The term ‘office politics’ often brings with it negative connotations. They include the likes of gossip mongering, secrecy, one-upmanship and cliquey behaviour.
However, in light of global turmoil in the form of the pandemic, the state of play across UK and US politics and Brexit, we’re all without doubt craving the return of positive office politics and a sense of structure and normality.
As we prepare to re-enter the workplace once again, a good business leader should take the time to develop strategies and harness office politics to build a strong and supportive employee network. This approach, in turn, will help to foster a healthy, honest and open environment.
This is because the practice of positive politics enables organisations to further their interests, as well as that of their teams, in an appropriate manner to achieve subsequent success. Meanwhile, negative politics facilitate needless suffering which will result in lower morale and an overall reduction in productivity.
Here, we explore the life-affirming aspects we can take from office politics to maintain high workplace standards.
Review the company’s organisational structure
Office politics often go against the grain, even so far as on occasion rebelling against the formal company structure. Bearing this in mind, try to take the time to observe the hierarchy for a while to ascertain who holds the influence and power within your business. You might just find that it doesn’t necessarily align with a person’s rank or job title.
Think about the different characters and personalities in your workplace, who is and isn’t respected, who is supportive and helps others and who appears to hold the reins or be the brains behind the business.
Understand how the internal network operates
When you have a clear idea where the power and influence lie, this flags a great opportunity to understand the internal network, often based on employees’ interactions, behaviour and relationships. Try to find out who gets on with who and those individuals who tend not to get involved. Identify different groups and whether they are based on friendship, respect or romance. Finally, try to decode how influence flows between the parties, who holds the power and whether there are any examples of conflict, or even bullying.

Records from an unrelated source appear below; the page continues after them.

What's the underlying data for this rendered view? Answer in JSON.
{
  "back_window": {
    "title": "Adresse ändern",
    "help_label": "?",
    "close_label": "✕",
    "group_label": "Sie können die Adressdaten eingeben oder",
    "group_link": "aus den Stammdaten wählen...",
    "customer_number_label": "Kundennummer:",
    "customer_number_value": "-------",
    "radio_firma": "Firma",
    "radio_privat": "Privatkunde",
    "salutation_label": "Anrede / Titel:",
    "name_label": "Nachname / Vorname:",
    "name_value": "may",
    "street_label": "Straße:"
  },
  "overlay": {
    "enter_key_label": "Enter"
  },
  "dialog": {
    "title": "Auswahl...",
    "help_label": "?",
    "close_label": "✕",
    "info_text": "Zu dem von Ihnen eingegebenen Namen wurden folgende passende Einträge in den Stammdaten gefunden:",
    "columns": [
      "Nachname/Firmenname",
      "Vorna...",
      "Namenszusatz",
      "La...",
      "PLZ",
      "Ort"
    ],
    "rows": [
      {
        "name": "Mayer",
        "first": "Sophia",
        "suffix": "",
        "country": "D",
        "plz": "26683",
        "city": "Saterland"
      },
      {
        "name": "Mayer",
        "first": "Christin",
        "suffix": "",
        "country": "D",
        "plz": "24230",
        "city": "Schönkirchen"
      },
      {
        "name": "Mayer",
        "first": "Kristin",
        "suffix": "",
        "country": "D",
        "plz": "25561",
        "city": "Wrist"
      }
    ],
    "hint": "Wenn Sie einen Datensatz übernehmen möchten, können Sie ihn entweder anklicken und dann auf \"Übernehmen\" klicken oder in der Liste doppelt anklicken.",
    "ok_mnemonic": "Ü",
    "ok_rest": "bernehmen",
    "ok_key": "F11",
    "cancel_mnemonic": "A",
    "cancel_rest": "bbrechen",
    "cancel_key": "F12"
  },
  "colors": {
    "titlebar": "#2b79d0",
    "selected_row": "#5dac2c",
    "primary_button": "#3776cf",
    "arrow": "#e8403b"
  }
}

Once you’ve established how existing company relationships work, you can start to build your own social network. Look beyond your immediate team and across the formal hierarchy in all directions; from peers and colleagues to managers and senior leaders. Don't be afraid of the identified powerful people, instead, get to know them, and build high-quality connectionswhich aren’t merely based on being sycophantic. Be friendly with everyone, but avoid aligning yourself too closely with one particular group. If you wish to embark upon a personal relationship at work, be certain to base it on consent, to avoid any suggestion of illegal or inappropriate influence.
Develop good personal skills
Politics are all about the people involved, so strong interpersonal skills will prepare you well when it comes to building and maintaining your network. Reflect on what triggers your emotions and how you act upon them. If you can learn to control them, you’ll instinctively learn how to think before you act. This kind of intuitiveness will help you to pick up on other people's emotions, while understanding what kind of approach, be it subtle or straight talking, they might favour. Learn to listen carefully too. When you invest time in listening, you'll slow down, focus and learn, and people will appreciate you for it.
Capitalise on your network
Through your relationships, you can build your own reputation across the company and use the positives to help collectively raise the profile of your team in order to be successful. When you communicate your achievements to your connections, they might provide better opportunities for you to prove yourself to your wider team and manager.
Take the plunge and be brave
Your first instinct might be to keep your distance from people who exercise negative politics. However, the opposite can be more effective if you stick to the age-old adage: Keep your friends close and your enemies closer, which can often be applied in the office politics arena.
So, get to know the rumour spreaders and manipulators better. Be courteous but guarded, as they may repeat what you say with a negative angle. Try to understand their goals, so that you can avoid the impact of their negative actions. Be aware that some people self-sabotage or behave badly because they feel insecure. However, protect yourself as much as possible from anyone you suspect of using underhand tactics to realise their ambitions as they are likely to impinge on your career progress.
Overcome negative politics
You can help to ensure your workplace is happier and positive by not adding to the problem and joining in with negative politics. Avoid sharing rumours without taking time to carefully consider their source, credibility and impact so that whatever you do share is true and can be proven. Don't rely solely on the notion of confidentiality. It's safer to assume that whatever you say will be repeated, so choose carefully which information you reveal.
Remain professionalat all times and never take sides or unwillingly get in to arguments. When a conflict arises, opt out and seek a solution that is positive for everyone. If you're expressing a concern of your own, be confident and assertive but not aggressive and adopt an organisational perspective, rather than one which is self-serving.
Office politics are a reality that employees will encounter at some point during their career. Avoiding them altogether risks not having a say in what happens across the wider business. It also allows people with less experience or expertise to rise up and influence decisions which directly affect both you and your progress.